Facing an empty page is more of a trigger for anxiety than creativity. The process of writing shouldn’t always have to be painful and draining, at least not in the generative phase. By limiting some of our choices and establishing our structure beforehand, we can provide the imagination with some instruments to play, while leaving ample space to surprise ourselves. In this hour and a half long workshop, Rawya El Chab invites a maximum of 30 participants to explore what constitutes a prompt, in order for them to build their own, and design the extent and the constraints that will set free their creativity.

3:30PM EST
EXPERIMENTAL SWANA & DIASPORIC WRITERS PANEL

Join us for a reading centered on experimental writing featuring poets and writers Tarik DobbsAndrea Abi-KaramMaya Salameh, and Emad El-Din Aysha. This event will bring together performers who bring a broad range of backgrounds into their writing, from work in science and technology, to work in visual arts. The event will end in a Q&A discussion on experimental and interdisciplinary modes of writing, moderated by Philip Metres. This event has generously been co-sponsored by the Khayrallah Center for Lebanese Diaspora Studies.

6PM EST
DEBUTS PANEL W/ KUNDIMAN & CAVE CANEM

Join us for a panel on debuts from marginalized literary communities featuring Kundiman prize winners Janine Joseph and Adeeba Shahid Talukder, Cave Canem prize winners Julian Randall and Aurielle Marie, Etel Adnan prize winner Danielle Badra, and Walt Whitman prize winner Threa Almontaser! This event will include a reading from all poets, and will end in a Q&A  moderated by George Abraham on the debuts process, from writing to editing to submitting to publishing and beyond. This event has generously been co-sponsored by Kundiman.

7:30PM EST
FILM SCREENINGS

Join RAWIFest as we screen the works of poets and filmmakers Jessica Abughattas and Hind Shoufani as well as a sneak peek of the upcoming short film Tallahassee, directed by Darine Hotait, written by Hala Alyan.

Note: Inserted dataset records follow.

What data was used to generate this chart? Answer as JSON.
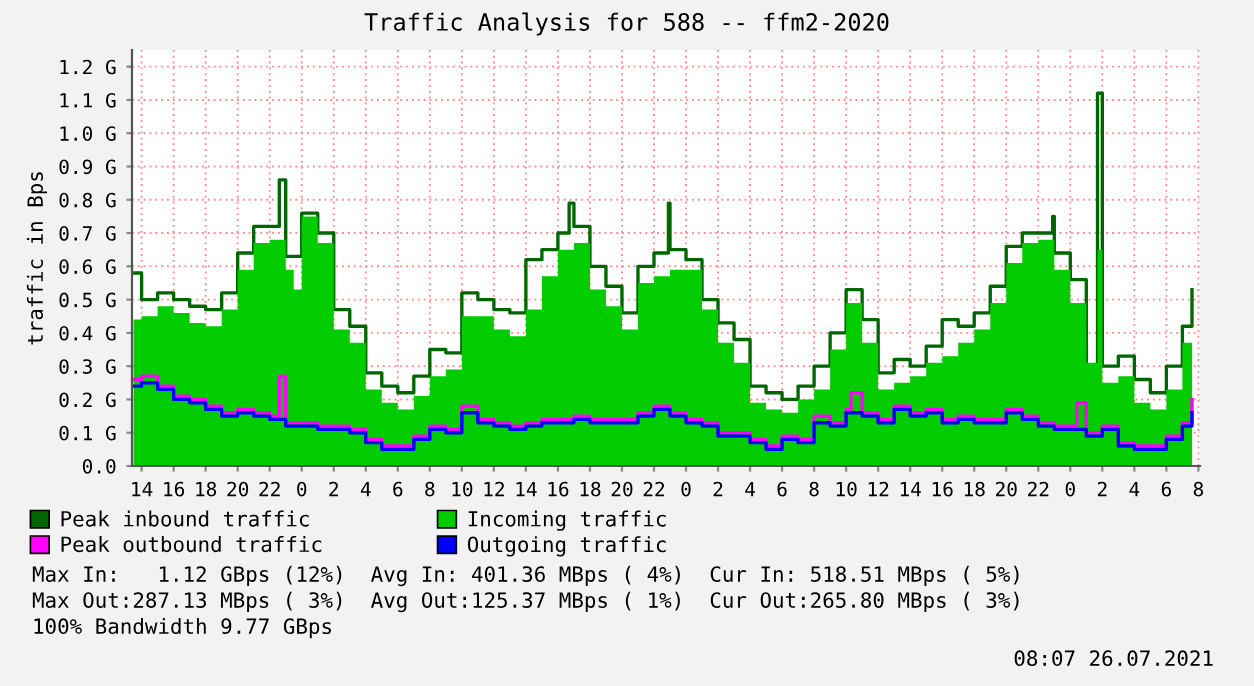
{
  "chart_data": {
    "type": "step",
    "title": "Traffic Analysis for 588 -- ffm2-2020",
    "ylabel": "traffic in Bps",
    "xlim": [
      "2021-07-23T13:24",
      "2021-07-26T08:06"
    ],
    "ylim": [
      0,
      1.25
    ],
    "xticks": [
      {
        "value": "2021-07-23T14:00",
        "label": "14"
      },
      {
        "value": "2021-07-23T16:00",
        "label": "16"
      },
      {
        "value": "2021-07-23T18:00",
        "label": "18"
      },
      {
        "value": "2021-07-23T20:00",
        "label": "20"
      },
      {
        "value": "2021-07-23T22:00",
        "label": "22"
      },
      {
        "value": "2021-07-24T00:00",
        "label": "0"
      },
      {
        "value": "2021-07-24T02:00",
        "label": "2"
      },
      {
        "value": "2021-07-24T04:00",
        "label": "4"
      },
      {
        "value": "2021-07-24T06:00",
        "label": "6"
      },
      {
        "value": "2021-07-24T08:00",
        "label": "8"
      },
      {
        "value": "2021-07-24T10:00",
        "label": "10"
      },
      {
        "value": "2021-07-24T12:00",
        "label": "12"
      },
      {
        "value": "2021-07-24T14:00",
        "label": "14"
      },
      {
        "value": "2021-07-24T16:00",
        "label": "16"
      },
      {
        "value": "2021-07-24T18:00",
        "label": "18"
      },
      {
        "value": "2021-07-24T20:00",
        "label": "20"
      },
      {
        "value": "2021-07-24T22:00",
        "label": "22"
      },
      {
        "value": "2021-07-25T00:00",
        "label": "0"
      },
      {
        "value": "2021-07-25T02:00",
        "label": "2"
      },
      {
        "value": "2021-07-25T04:00",
        "label": "4"
      },
      {
        "value": "2021-07-25T06:00",
        "label": "6"
      },
      {
        "value": "2021-07-25T08:00",
        "label": "8"
      },
      {
        "value": "2021-07-25T10:00",
        "label": "10"
      },
      {
        "value": "2021-07-25T12:00",
        "label": "12"
      },
      {
        "value": "2021-07-25T14:00",
        "label": "14"
      },
      {
        "value": "2021-07-25T16:00",
        "label": "16"
      },
      {
        "value": "2021-07-25T18:00",
        "label": "18"
      },
      {
        "value": "2021-07-25T20:00",
        "label": "20"
      },
      {
        "value": "2021-07-25T22:00",
        "label": "22"
      },
      {
        "value": "2021-07-26T00:00",
        "label": "0"
      },
      {
        "value": "2021-07-26T02:00",
        "label": "2"
      },
      {
        "value": "2021-07-26T04:00",
        "label": "4"
      },
      {
        "value": "2021-07-26T06:00",
        "label": "6"
      },
      {
        "value": "2021-07-26T08:00",
        "label": "8"
      }
    ],
    "yticks": [
      {
        "value": 0,
        "label": "0.0"
      },
      {
        "value": 0.1,
        "label": "0.1 G"
      },
      {
        "value": 0.2,
        "label": "0.2 G"
      },
      {
        "value": 0.3,
        "label": "0.3 G"
      },
      {
        "value": 0.4,
        "label": "0.4 G"
      },
      {
        "value": 0.5,
        "label": "0.5 G"
      },
      {
        "value": 0.6,
        "label": "0.6 G"
      },
      {
        "value": 0.7,
        "label": "0.7 G"
      },
      {
        "value": 0.8,
        "label": "0.8 G"
      },
      {
        "value": 0.9,
        "label": "0.9 G"
      },
      {
        "value": 1.0,
        "label": "1.0 G"
      },
      {
        "value": 1.1,
        "label": "1.1 G"
      },
      {
        "value": 1.2,
        "label": "1.2 G"
      }
    ],
    "grid": true,
    "legend": "bottom",
    "series": [
      {
        "name": "Peak inbound traffic",
        "color": "#006600",
        "x": [
          "2021-07-23T13:30",
          "2021-07-23T14:00",
          "2021-07-23T15:00",
          "2021-07-23T16:00",
          "2021-07-23T17:00",
          "2021-07-23T18:00",
          "2021-07-23T19:00",
          "2021-07-23T20:00",
          "2021-07-23T21:00",
          "2021-07-23T22:00",
          "2021-07-23T22:36",
          "2021-07-23T23:00",
          "2021-07-24T00:00",
          "2021-07-24T01:00",
          "2021-07-24T02:00",
          "2021-07-24T03:00",
          "2021-07-24T04:00",
          "2021-07-24T05:00",
          "2021-07-24T06:00",
          "2021-07-24T07:00",
          "2021-07-24T08:00",
          "2021-07-24T09:00",
          "2021-07-24T10:00",
          "2021-07-24T11:00",
          "2021-07-24T12:00",
          "2021-07-24T13:00",
          "2021-07-24T14:00",
          "2021-07-24T15:00",
          "2021-07-24T16:00",
          "2021-07-24T16:42",
          "2021-07-24T17:00",
          "2021-07-24T18:00",
          "2021-07-24T19:00",
          "2021-07-24T20:00",
          "2021-07-24T21:00",
          "2021-07-24T22:00",
          "2021-07-24T22:54",
          "2021-07-24T23:00",
          "2021-07-25T00:00",
          "2021-07-25T01:00",
          "2021-07-25T02:00",
          "2021-07-25T03:00",
          "2021-07-25T04:00",
          "2021-07-25T05:00",
          "2021-07-25T06:00",
          "2021-07-25T07:00",
          "2021-07-25T08:00",
          "2021-07-25T09:00",
          "2021-07-25T10:00",
          "2021-07-25T11:00",
          "2021-07-25T12:00",
          "2021-07-25T13:00",
          "2021-07-25T14:00",
          "2021-07-25T15:00",
          "2021-07-25T16:00",
          "2021-07-25T17:00",
          "2021-07-25T18:00",
          "2021-07-25T19:00",
          "2021-07-25T20:00",
          "2021-07-25T21:00",
          "2021-07-25T22:00",
          "2021-07-25T22:54",
          "2021-07-25T23:00",
          "2021-07-26T00:00",
          "2021-07-26T01:00",
          "2021-07-26T01:42",
          "2021-07-26T02:00",
          "2021-07-26T03:00",
          "2021-07-26T04:00",
          "2021-07-26T05:00",
          "2021-07-26T06:00",
          "2021-07-26T07:00",
          "2021-07-26T07:36"
        ],
        "values": [
          0.58,
          0.5,
          0.52,
          0.5,
          0.48,
          0.47,
          0.52,
          0.64,
          0.72,
          0.72,
          0.86,
          0.63,
          0.76,
          0.7,
          0.47,
          0.42,
          0.28,
          0.24,
          0.22,
          0.27,
          0.35,
          0.34,
          0.52,
          0.5,
          0.47,
          0.46,
          0.62,
          0.65,
          0.7,
          0.79,
          0.72,
          0.6,
          0.54,
          0.46,
          0.6,
          0.64,
          0.79,
          0.65,
          0.62,
          0.5,
          0.43,
          0.38,
          0.24,
          0.22,
          0.2,
          0.24,
          0.3,
          0.4,
          0.53,
          0.44,
          0.28,
          0.32,
          0.3,
          0.36,
          0.44,
          0.42,
          0.46,
          0.54,
          0.66,
          0.7,
          0.7,
          0.75,
          0.64,
          0.56,
          0.3,
          1.12,
          0.3,
          0.33,
          0.26,
          0.22,
          0.3,
          0.42,
          0.53
        ]
      },
      {
        "name": "Incoming traffic",
        "type": "area",
        "color": "#00cc00",
        "x": [
          "2021-07-23T13:30",
          "2021-07-23T14:00",
          "2021-07-23T15:00",
          "2021-07-23T16:00",
          "2021-07-23T17:00",
          "2021-07-23T18:00",
          "2021-07-23T19:00",
          "2021-07-23T20:00",
          "2021-07-23T21:00",
          "2021-07-23T22:00",
          "2021-07-23T23:00",
          "2021-07-23T23:30",
          "2021-07-24T00:00",
          "2021-07-24T01:00",
          "2021-07-24T02:00",
          "2021-07-24T03:00",
          "2021-07-24T04:00",
          "2021-07-24T05:00",
          "2021-07-24T06:00",
          "2021-07-24T07:00",
          "2021-07-24T08:00",
          "2021-07-24T09:00",
          "2021-07-24T10:00",
          "2021-07-24T11:00",
          "2021-07-24T12:00",
          "2021-07-24T13:00",
          "2021-07-24T14:00",
          "2021-07-24T15:00",
          "2021-07-24T16:00",
          "2021-07-24T17:00",
          "2021-07-24T18:00",
          "2021-07-24T19:00",
          "2021-07-24T20:00",
          "2021-07-24T21:00",
          "2021-07-24T22:00",
          "2021-07-24T23:00",
          "2021-07-25T00:00",
          "2021-07-25T01:00",
          "2021-07-25T02:00",
          "2021-07-25T03:00",
          "2021-07-25T04:00",
          "2021-07-25T05:00",
          "2021-07-25T06:00",
          "2021-07-25T07:00",
          "2021-07-25T08:00",
          "2021-07-25T09:00",
          "2021-07-25T10:00",
          "2021-07-25T11:00",
          "2021-07-25T12:00",
          "2021-07-25T13:00",
          "2021-07-25T14:00",
          "2021-07-25T15:00",
          "2021-07-25T16:00",
          "2021-07-25T17:00",
          "2021-07-25T18:00",
          "2021-07-25T19:00",
          "2021-07-25T20:00",
          "2021-07-25T21:00",
          "2021-07-25T22:00",
          "2021-07-25T23:00",
          "2021-07-26T00:00",
          "2021-07-26T01:00",
          "2021-07-26T01:42",
          "2021-07-26T02:00",
          "2021-07-26T03:00",
          "2021-07-26T04:00",
          "2021-07-26T05:00",
          "2021-07-26T06:00",
          "2021-07-26T07:00",
          "2021-07-26T07:36"
        ],
        "values": [
          0.44,
          0.45,
          0.48,
          0.46,
          0.43,
          0.42,
          0.47,
          0.59,
          0.67,
          0.68,
          0.59,
          0.53,
          0.75,
          0.67,
          0.41,
          0.37,
          0.23,
          0.19,
          0.17,
          0.21,
          0.27,
          0.29,
          0.45,
          0.45,
          0.41,
          0.39,
          0.47,
          0.57,
          0.65,
          0.67,
          0.53,
          0.48,
          0.41,
          0.55,
          0.57,
          0.59,
          0.59,
          0.47,
          0.37,
          0.31,
          0.19,
          0.17,
          0.16,
          0.2,
          0.23,
          0.35,
          0.49,
          0.37,
          0.23,
          0.25,
          0.27,
          0.31,
          0.33,
          0.37,
          0.41,
          0.49,
          0.61,
          0.67,
          0.68,
          0.59,
          0.49,
          0.31,
          0.65,
          0.25,
          0.27,
          0.19,
          0.17,
          0.23,
          0.37,
          0.48
        ]
      },
      {
        "name": "Peak outbound traffic",
        "color": "#ff00ff",
        "x": [
          "2021-07-23T13:30",
          "2021-07-23T14:00",
          "2021-07-23T15:00",
          "2021-07-23T16:00",
          "2021-07-23T17:00",
          "2021-07-23T18:00",
          "2021-07-23T19:00",
          "2021-07-23T20:00",
          "2021-07-23T21:00",
          "2021-07-23T22:00",
          "2021-07-23T22:36",
          "2021-07-23T23:00",
          "2021-07-24T00:00",
          "2021-07-24T01:00",
          "2021-07-24T02:00",
          "2021-07-24T03:00",
          "2021-07-24T04:00",
          "2021-07-24T05:00",
          "2021-07-24T06:00",
          "2021-07-24T07:00",
          "2021-07-24T08:00",
          "2021-07-24T09:00",
          "2021-07-24T10:00",
          "2021-07-24T11:00",
          "2021-07-24T12:00",
          "2021-07-24T13:00",
          "2021-07-24T14:00",
          "2021-07-24T15:00",
          "2021-07-24T16:00",
          "2021-07-24T17:00",
          "2021-07-24T18:00",
          "2021-07-24T19:00",
          "2021-07-24T20:00",
          "2021-07-24T21:00",
          "2021-07-24T22:00",
          "2021-07-24T23:00",
          "2021-07-25T00:00",
          "2021-07-25T01:00",
          "2021-07-25T02:00",
          "2021-07-25T03:00",
          "2021-07-25T04:00",
          "2021-07-25T05:00",
          "2021-07-25T06:00",
          "2021-07-25T07:00",
          "2021-07-25T08:00",
          "2021-07-25T09:00",
          "2021-07-25T10:00",
          "2021-07-25T10:18",
          "2021-07-25T11:00",
          "2021-07-25T12:00",
          "2021-07-25T13:00",
          "2021-07-25T14:00",
          "2021-07-25T15:00",
          "2021-07-25T16:00",
          "2021-07-25T17:00",
          "2021-07-25T18:00",
          "2021-07-25T19:00",
          "2021-07-25T20:00",
          "2021-07-25T21:00",
          "2021-07-25T22:00",
          "2021-07-25T23:00",
          "2021-07-26T00:00",
          "2021-07-26T00:24",
          "2021-07-26T01:00",
          "2021-07-26T02:00",
          "2021-07-26T03:00",
          "2021-07-26T04:00",
          "2021-07-26T05:00",
          "2021-07-26T06:00",
          "2021-07-26T07:00",
          "2021-07-26T07:36"
        ],
        "values": [
          0.26,
          0.27,
          0.24,
          0.21,
          0.2,
          0.18,
          0.16,
          0.17,
          0.16,
          0.15,
          0.27,
          0.13,
          0.13,
          0.12,
          0.12,
          0.11,
          0.08,
          0.06,
          0.06,
          0.09,
          0.12,
          0.11,
          0.18,
          0.14,
          0.13,
          0.12,
          0.13,
          0.14,
          0.14,
          0.15,
          0.14,
          0.14,
          0.14,
          0.16,
          0.18,
          0.16,
          0.14,
          0.13,
          0.1,
          0.1,
          0.08,
          0.06,
          0.09,
          0.08,
          0.15,
          0.13,
          0.17,
          0.22,
          0.16,
          0.14,
          0.18,
          0.16,
          0.17,
          0.14,
          0.15,
          0.14,
          0.14,
          0.17,
          0.15,
          0.13,
          0.12,
          0.12,
          0.19,
          0.1,
          0.12,
          0.07,
          0.06,
          0.06,
          0.09,
          0.13,
          0.2
        ]
      },
      {
        "name": "Outgoing traffic",
        "color": "#0000ff",
        "x": [
          "2021-07-23T13:30",
          "2021-07-23T14:00",
          "2021-07-23T15:00",
          "2021-07-23T16:00",
          "2021-07-23T17:00",
          "2021-07-23T18:00",
          "2021-07-23T19:00",
          "2021-07-23T20:00",
          "2021-07-23T21:00",
          "2021-07-23T22:00",
          "2021-07-23T23:00",
          "2021-07-24T00:00",
          "2021-07-24T01:00",
          "2021-07-24T02:00",
          "2021-07-24T03:00",
          "2021-07-24T04:00",
          "2021-07-24T05:00",
          "2021-07-24T06:00",
          "2021-07-24T07:00",
          "2021-07-24T08:00",
          "2021-07-24T09:00",
          "2021-07-24T10:00",
          "2021-07-24T11:00",
          "2021-07-24T12:00",
          "2021-07-24T13:00",
          "2021-07-24T14:00",
          "2021-07-24T15:00",
          "2021-07-24T16:00",
          "2021-07-24T17:00",
          "2021-07-24T18:00",
          "2021-07-24T19:00",
          "2021-07-24T20:00",
          "2021-07-24T21:00",
          "2021-07-24T22:00",
          "2021-07-24T23:00",
          "2021-07-25T00:00",
          "2021-07-25T01:00",
          "2021-07-25T02:00",
          "2021-07-25T03:00",
          "2021-07-25T04:00",
          "2021-07-25T05:00",
          "2021-07-25T06:00",
          "2021-07-25T07:00",
          "2021-07-25T08:00",
          "2021-07-25T09:00",
          "2021-07-25T10:00",
          "2021-07-25T11:00",
          "2021-07-25T12:00",
          "2021-07-25T13:00",
          "2021-07-25T14:00",
          "2021-07-25T15:00",
          "2021-07-25T16:00",
          "2021-07-25T17:00",
          "2021-07-25T18:00",
          "2021-07-25T19:00",
          "2021-07-25T20:00",
          "2021-07-25T21:00",
          "2021-07-25T22:00",
          "2021-07-25T23:00",
          "2021-07-26T00:00",
          "2021-07-26T01:00",
          "2021-07-26T02:00",
          "2021-07-26T03:00",
          "2021-07-26T04:00",
          "2021-07-26T05:00",
          "2021-07-26T06:00",
          "2021-07-26T07:00",
          "2021-07-26T07:36"
        ],
        "values": [
          0.24,
          0.25,
          0.23,
          0.2,
          0.19,
          0.17,
          0.15,
          0.16,
          0.15,
          0.14,
          0.12,
          0.12,
          0.11,
          0.11,
          0.1,
          0.07,
          0.05,
          0.05,
          0.08,
          0.11,
          0.1,
          0.16,
          0.13,
          0.12,
          0.11,
          0.12,
          0.13,
          0.13,
          0.14,
          0.13,
          0.13,
          0.13,
          0.15,
          0.17,
          0.15,
          0.13,
          0.12,
          0.09,
          0.09,
          0.07,
          0.05,
          0.08,
          0.07,
          0.13,
          0.12,
          0.16,
          0.15,
          0.13,
          0.17,
          0.15,
          0.16,
          0.13,
          0.14,
          0.13,
          0.13,
          0.16,
          0.14,
          0.12,
          0.11,
          0.11,
          0.09,
          0.11,
          0.06,
          0.05,
          0.05,
          0.08,
          0.12,
          0.16
        ]
      }
    ],
    "annotations": [
      "Max In:   1.12 GBps (12%)  Avg In: 401.36 MBps ( 4%)  Cur In: 518.51 MBps ( 5%)",
      "Max Out:287.13 MBps ( 3%)  Avg Out:125.37 MBps ( 1%)  Cur Out:265.80 MBps ( 3%)",
      "100% Bandwidth 9.77 GBps",
      "08:07 26.07.2021"
    ]
  }
}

Dinner Party (2020) dir. Jessica Abughattas | 4 minutes
At an interminable party of doppelgängers, a woman must contend with the burden of embodiment. 

9PM EST
A HOST OF PEOPLE PRESENTS KILO BATRA: IN DEATH MORE RADIANT

A presentation of excerpts of Kilo Batra: In Death More Radiant. This new play, written by Mariam Bazeed and Kamelya Omayma Youssef and created in collaboration with theater ensemble A Host of People, engages with Egypt’s Prince of Poets Ahmed Shawqi’s 1927 play Death of Cleopatra. Our work explores the creation of that play with Shawqi and famed actress Fatma Rushdi who portrayed Cleopatra, the reconstruction of Cleopatra’s story, wrestling with history and reconstructions, as well as contemporary connections to Pan Arab identities, identities in regions of repeated conquest, the positionality of woman transnationally, queer identity in Arab culture, and questions of power. This piece weaves together our contemporary moment, Cairo in the 1920s, and the end of ancient Egypt to reckon with what remains, what repeats, what we are breaking free from, and finally, what we create instead. Kilo Batra: In Death More Radiant is a National Performance Network (NPN) Creation & Development Fund Project co-commissioned by the Arab American National Museum, and NPN.